Question

Numerator of fraction is 3 less than its denominator. If 1 is added to the denominator, fraction is decreased by $\dfrac{1}{{15}}$. Find the fraction.

Answer 1

Hint— Since we have to find the fraction then let the value of numerator or denominator and accordingly find the other value. So, here we will let the denominator of the fraction be $x$ and we are given that the numerator of fraction is 3 less than its denominator. So, we get the numerator as $x - 3$. Hence, our fraction becomes $\dfrac{{x - 3}}{x}$. Simplify the fraction and find the value of $x$ and thus, find the fraction.

Complete step-by-step solution
First let the denominator of the required fraction be $x$ and we know from the question that the numerator is 3 less than its denominator so, we get the numerator as $x - 3$.
Thus, the expression of the fraction becomes $\dfrac{{x - 3}}{x}$. ---(1)
Now, we are given the question that if 1 is added to the denominator, the required fraction will get decreased by $\dfrac{1}{{15}}$.
So, according to this, we get,
$\dfrac{{x - 3}}{{x + 1}} = \left( {\dfrac{{x - 3}}{x}} \right) - \dfrac{1}{{15}}$
Simplify the right-hand side of the equation by taking the L.C.M.,
Thus, we get,

$$\Rightarrow \dfrac{{x - 3}}{{x + 1}} = \dfrac{{15\left( {x - 3} \right) - 1\left( x \right)}}{{15x}} \\\ \Rightarrow \dfrac{{x - 3}}{{x + 1}} = \dfrac{{15x - 45 - x}}{{15x}} \\\ \Rightarrow \dfrac{{x - 3}}{{x + 1}} = \dfrac{{14x - 45}}{{15x}} \\\$$

Now, we will cross multiply the expression and simplify further,

$$\Rightarrow 15x\left( {x - 3} \right) = \left( {14x - 45} \right)\left( {x + 1} \right) \\\ \Rightarrow 15{x^2} - 45x = 14{x^2} + 14x - 45x - 45 \\\ \Rightarrow 15{x^2} - 14{x^2} = 14x + 45x - 45x - 45 \\\ \Rightarrow {x^2} - 14x + 45 = 0 \\\$$

Next, we will find the roots of the equation using middle term splitting method,
Thus, we get,

$$\Rightarrow {x^2} - 9x - 5x + 45 = 0 \\\ \Rightarrow x\left( {x - 9} \right) - 5\left( {x - 9} \right) = 0 \\\ \Rightarrow \left( {x - 9} \right)\left( {x - 5} \right) = 0 \\\$$

Further, we will apply the zero-factor property,
$\Rightarrow \left( {x - 9} \right) = 0$ or $\left( {x - 5} \right) = 0$
$\Rightarrow x = 9$ or $x = 5$
So, here, we get the two values for $x$ which shows that there are two possibilities of the fraction.
So, consider the first value, $x = 9$ and we will substitute the value in the expression $\dfrac{{x - 3}}{x}$.
Thus, the required fraction is $\dfrac{{9 - 3}}{9} = \dfrac{6}{9}$
Next, consider the second value, $x = 5$ and we will substitute the value in the expression $\dfrac{{x - 3}}{x}$.
Thus, the required fraction is $\dfrac{{5 - 3}}{5} = \dfrac{2}{5}$
Thus, we get the two fractions after solving,
Hence, the required fractions are $\dfrac{6}{9}$ or $\dfrac{2}{5}$.
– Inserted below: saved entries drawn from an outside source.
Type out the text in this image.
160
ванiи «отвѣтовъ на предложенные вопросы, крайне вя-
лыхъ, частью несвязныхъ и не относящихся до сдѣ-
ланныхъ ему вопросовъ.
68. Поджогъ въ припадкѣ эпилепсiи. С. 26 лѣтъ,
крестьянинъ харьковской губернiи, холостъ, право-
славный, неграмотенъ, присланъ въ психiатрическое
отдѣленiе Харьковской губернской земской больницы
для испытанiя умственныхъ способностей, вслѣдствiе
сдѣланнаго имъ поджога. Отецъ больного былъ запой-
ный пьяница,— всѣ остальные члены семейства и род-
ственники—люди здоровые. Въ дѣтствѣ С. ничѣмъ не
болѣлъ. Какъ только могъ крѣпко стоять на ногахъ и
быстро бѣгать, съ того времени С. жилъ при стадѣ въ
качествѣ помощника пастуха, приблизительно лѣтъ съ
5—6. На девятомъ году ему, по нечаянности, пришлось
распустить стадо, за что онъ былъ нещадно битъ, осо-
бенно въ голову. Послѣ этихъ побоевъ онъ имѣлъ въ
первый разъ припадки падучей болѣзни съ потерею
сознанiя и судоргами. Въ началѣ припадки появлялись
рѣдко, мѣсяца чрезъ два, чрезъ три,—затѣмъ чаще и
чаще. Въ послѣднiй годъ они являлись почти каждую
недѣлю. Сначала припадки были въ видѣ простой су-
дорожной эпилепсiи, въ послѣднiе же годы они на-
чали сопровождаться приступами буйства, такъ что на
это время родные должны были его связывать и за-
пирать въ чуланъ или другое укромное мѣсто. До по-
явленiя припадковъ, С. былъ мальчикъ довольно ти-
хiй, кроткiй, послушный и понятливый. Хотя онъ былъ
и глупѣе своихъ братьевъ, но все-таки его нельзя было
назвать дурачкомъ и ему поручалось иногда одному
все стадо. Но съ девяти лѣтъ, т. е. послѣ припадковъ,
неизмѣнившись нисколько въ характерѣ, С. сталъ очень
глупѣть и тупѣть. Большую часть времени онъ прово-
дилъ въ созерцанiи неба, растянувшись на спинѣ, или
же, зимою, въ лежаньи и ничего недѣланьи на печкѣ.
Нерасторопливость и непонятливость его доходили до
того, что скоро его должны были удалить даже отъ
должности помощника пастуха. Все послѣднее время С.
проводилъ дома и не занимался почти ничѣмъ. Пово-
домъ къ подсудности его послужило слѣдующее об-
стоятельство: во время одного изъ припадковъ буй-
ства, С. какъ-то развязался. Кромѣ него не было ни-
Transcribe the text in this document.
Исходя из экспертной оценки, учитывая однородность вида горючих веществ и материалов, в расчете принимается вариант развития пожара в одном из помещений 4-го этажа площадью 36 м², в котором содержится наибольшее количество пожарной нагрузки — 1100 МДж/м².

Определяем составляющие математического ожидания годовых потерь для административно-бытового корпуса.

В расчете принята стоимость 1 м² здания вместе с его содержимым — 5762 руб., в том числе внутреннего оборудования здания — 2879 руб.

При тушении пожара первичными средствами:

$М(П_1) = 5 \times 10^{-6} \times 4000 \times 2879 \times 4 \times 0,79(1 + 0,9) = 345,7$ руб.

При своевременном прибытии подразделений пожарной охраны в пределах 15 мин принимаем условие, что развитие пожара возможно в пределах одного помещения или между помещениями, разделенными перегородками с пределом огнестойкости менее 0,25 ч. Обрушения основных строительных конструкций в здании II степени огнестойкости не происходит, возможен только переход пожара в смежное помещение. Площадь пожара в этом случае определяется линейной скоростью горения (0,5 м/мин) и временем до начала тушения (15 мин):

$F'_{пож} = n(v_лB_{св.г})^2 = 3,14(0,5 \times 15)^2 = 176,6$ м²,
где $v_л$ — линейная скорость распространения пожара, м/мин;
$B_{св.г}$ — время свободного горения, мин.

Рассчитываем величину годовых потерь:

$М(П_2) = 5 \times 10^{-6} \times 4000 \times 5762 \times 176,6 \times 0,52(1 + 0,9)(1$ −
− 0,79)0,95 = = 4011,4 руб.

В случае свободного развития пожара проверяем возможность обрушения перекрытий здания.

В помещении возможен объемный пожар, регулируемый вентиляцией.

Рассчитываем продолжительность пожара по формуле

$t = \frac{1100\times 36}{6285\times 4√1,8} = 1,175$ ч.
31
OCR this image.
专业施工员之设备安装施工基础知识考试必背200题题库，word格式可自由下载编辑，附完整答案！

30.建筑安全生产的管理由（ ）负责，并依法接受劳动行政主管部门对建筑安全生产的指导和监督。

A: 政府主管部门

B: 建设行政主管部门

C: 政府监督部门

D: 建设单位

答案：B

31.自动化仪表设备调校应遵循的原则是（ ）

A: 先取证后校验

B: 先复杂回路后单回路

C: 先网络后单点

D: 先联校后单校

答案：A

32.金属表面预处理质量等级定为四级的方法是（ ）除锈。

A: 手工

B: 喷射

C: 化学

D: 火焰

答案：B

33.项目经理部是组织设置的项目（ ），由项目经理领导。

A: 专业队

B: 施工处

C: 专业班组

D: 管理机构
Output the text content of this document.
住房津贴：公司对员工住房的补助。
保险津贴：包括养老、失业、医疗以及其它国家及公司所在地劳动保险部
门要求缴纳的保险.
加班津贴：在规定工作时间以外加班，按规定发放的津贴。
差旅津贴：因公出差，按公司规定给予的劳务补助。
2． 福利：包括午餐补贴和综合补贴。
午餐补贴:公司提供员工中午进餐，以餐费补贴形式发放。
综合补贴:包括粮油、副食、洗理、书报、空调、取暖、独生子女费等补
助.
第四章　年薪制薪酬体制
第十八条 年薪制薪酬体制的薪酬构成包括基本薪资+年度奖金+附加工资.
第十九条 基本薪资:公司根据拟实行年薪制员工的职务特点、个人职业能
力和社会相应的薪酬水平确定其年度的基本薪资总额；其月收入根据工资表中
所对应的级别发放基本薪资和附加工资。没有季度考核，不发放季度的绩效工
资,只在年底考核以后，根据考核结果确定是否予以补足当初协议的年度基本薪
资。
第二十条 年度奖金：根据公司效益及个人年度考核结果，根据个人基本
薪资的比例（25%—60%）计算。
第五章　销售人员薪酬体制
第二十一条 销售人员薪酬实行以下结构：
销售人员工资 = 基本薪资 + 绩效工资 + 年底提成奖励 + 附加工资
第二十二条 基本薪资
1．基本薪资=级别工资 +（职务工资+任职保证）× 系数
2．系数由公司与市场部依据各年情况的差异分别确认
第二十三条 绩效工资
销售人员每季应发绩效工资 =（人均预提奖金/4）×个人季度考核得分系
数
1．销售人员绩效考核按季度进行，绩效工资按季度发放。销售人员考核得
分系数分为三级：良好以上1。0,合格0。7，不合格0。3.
Note: When we are having the quadratic equation then it's necessary to have 2 roots of the equation. After finding the roots of the above question, substitute it in the original fraction in terms of $x$ and not the equation we have found. We can find the roots of the equation by applying the quadratic formula also to find the roots of the equation.